Multitalented genius and father of modern Danish furniture Design.
Professsor Kaare Klint at the Royal Danish Academy of Fine Arts, 1944.
A central figure in Danish design, Kaare Klint (1888-1954) made a name for himself as a furniture designer in the early 1900s. He was responsible for design icons like the 1914 Faaborg Chair, the overall design of the Danish Pavilion at the 1929 Barcelona International Exposition, and the worldrenowned Safari Chair, designed in 1933.
The Safari Chair (1933) was possibly one of the first self-assembled furniture items: it features glueless joints and can be put together and taken apart without the use of tools.
The son of architect Peder Vilhelm Jensen-Klint, Kaare Klint was immersed in architecture from an early age, but it was primarily as a furniture designer that he made his mark on Danish architecture. In 1924, Kaare Klint helped establish the Department of Furniture Design at The Royal Danish Academy of Fine Arts, and the following year was made associate professor and later professor. As a teacher, he inspired a number of prominent Danish furniture designers who would shape the golden age of Danish design from 1945 to 1975. Through his teaching and his own work, he influenced a generation of the greatest Danish furniture designers and architects - from Hans J. Wegner and Mogens Koch to Arne Jacobsen, Børge Mogensen and Poul Kjærholm.
Today, Kaare Klint appears in many ways to have been a reformer whose approach to architecture and design broke radically with the period - and style-focused academic teaching of the day, emphasizing instead the practical study of architecture and furniture design principles. In Klint's process, in-depth analysis of an object's function and uses preceded work on its form. He renewed Danish furniture design by refining tradition and developing objects to perfection in relation to their primary purpose.
The Red Chair Series: Kaare Klint designed the Red Chair for the lecture hall of the Danish Museum of Decorative Art (now Designmuseum Danmark) in 1927. The chair design was successively expanded into a series, completed with smaller variants designed to fit the dining table and a larger variant with armrests, designed especially for the Danish Prime Minister, Thorvals Stauning's, office.
From the outset, Klint focused on furniture's purpose and function, as well as on ensuring that his pieces never dominated a given space. Characteristic of his approach is the harmonious balance between form and materials, often combined with reminiscences of earlier styles or foreign cultures. His were objects of timeless utility whose form and function united to create a greater whole.
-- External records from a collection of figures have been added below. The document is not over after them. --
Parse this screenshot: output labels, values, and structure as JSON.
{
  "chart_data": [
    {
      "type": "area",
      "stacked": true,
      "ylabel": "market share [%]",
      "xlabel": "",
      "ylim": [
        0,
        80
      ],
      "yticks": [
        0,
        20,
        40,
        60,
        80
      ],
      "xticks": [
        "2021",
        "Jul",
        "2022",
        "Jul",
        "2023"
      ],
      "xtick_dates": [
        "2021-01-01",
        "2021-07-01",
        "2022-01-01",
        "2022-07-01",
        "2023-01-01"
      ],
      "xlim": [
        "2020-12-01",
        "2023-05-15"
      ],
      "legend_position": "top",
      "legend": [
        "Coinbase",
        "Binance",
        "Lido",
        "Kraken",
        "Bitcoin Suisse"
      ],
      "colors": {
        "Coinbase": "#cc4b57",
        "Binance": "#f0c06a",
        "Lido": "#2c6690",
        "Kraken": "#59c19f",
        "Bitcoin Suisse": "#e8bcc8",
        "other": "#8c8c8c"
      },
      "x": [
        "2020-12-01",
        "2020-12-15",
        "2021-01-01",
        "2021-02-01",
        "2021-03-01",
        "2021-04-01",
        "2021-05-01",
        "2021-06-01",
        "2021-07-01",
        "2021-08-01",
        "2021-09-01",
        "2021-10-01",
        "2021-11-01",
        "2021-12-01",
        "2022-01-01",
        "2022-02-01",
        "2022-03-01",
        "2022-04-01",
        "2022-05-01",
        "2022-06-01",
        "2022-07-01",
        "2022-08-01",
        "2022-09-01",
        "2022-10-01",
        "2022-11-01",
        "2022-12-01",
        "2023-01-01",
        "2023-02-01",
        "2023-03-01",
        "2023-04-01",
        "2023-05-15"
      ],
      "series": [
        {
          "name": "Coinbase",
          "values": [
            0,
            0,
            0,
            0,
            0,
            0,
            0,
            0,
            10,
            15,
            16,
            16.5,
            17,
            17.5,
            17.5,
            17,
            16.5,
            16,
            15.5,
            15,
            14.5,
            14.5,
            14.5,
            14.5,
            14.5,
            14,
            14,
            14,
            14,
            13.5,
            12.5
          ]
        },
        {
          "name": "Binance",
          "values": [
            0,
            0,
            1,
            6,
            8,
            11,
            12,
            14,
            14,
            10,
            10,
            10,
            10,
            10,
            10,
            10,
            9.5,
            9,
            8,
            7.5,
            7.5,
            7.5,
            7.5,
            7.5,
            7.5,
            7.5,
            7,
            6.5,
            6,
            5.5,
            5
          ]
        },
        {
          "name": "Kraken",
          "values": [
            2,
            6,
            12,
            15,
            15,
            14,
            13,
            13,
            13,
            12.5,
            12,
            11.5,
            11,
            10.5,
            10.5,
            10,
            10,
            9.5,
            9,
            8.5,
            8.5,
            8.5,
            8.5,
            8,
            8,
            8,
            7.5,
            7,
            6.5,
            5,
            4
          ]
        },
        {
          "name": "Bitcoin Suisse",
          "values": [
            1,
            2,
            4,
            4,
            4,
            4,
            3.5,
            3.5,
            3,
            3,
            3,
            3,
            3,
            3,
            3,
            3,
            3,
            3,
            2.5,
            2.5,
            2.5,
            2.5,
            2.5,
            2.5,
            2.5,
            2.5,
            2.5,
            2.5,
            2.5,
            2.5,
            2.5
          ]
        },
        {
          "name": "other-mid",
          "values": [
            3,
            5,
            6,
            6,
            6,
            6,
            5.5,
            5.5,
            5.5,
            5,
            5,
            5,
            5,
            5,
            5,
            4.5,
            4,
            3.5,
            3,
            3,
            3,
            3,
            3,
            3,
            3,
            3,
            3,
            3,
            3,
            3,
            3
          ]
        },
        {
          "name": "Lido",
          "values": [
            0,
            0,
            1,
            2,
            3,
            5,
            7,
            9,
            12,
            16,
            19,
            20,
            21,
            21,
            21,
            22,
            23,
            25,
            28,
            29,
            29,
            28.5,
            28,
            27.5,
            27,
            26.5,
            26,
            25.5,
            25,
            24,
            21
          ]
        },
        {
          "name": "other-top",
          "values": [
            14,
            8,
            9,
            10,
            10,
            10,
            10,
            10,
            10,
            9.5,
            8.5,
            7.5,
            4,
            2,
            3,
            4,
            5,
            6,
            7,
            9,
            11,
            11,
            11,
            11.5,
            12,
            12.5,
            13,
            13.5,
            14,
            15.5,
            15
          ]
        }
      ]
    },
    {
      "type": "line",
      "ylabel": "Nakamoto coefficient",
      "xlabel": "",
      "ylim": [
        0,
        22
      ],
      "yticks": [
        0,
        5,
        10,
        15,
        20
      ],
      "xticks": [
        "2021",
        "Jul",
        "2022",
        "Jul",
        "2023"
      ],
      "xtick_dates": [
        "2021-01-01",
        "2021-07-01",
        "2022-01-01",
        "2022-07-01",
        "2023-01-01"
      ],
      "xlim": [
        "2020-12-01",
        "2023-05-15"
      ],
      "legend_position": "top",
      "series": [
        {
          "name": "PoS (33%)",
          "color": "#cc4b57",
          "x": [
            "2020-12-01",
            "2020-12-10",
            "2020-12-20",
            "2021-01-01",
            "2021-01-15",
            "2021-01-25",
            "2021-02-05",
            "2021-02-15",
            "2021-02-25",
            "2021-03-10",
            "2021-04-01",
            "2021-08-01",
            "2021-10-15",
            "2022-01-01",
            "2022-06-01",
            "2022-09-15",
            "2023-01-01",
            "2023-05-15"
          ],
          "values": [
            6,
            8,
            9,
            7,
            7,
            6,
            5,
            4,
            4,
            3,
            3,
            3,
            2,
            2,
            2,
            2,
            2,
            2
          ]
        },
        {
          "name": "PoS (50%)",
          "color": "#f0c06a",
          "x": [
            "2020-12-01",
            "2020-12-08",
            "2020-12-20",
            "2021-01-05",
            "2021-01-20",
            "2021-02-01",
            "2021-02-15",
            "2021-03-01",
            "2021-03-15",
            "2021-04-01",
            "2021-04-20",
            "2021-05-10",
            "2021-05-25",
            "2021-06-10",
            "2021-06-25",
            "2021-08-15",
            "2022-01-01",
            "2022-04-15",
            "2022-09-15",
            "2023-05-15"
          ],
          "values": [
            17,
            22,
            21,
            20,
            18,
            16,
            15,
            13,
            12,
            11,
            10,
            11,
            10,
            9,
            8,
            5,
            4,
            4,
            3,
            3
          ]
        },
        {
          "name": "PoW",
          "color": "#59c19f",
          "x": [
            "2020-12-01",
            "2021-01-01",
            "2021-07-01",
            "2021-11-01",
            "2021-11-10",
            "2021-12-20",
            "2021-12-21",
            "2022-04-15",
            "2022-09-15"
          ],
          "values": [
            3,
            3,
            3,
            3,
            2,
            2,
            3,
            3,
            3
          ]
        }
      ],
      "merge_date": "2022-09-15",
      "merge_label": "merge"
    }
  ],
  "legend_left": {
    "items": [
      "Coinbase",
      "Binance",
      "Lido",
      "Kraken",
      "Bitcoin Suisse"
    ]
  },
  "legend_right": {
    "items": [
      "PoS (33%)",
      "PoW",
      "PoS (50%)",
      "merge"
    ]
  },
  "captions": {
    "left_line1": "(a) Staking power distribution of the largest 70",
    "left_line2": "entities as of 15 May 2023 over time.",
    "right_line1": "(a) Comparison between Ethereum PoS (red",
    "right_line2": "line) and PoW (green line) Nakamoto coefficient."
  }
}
Klint possessed an outstanding sense of proportion and space. His furniture is often referred to as human furniture, as he believed that it should conform to the user and based his classic designs on careful study of the human body. By virtue of their simple, functional qualities, timeless design, and uncompromising craftsmanship, many of his furniture designs have become more sought-after today than ever before.
Kaare Klint's sectional sofa, The Addition Sofa (1933), is a flexible, modular concept combining a simple construction with perhaps the most advanced form for upholstery technique.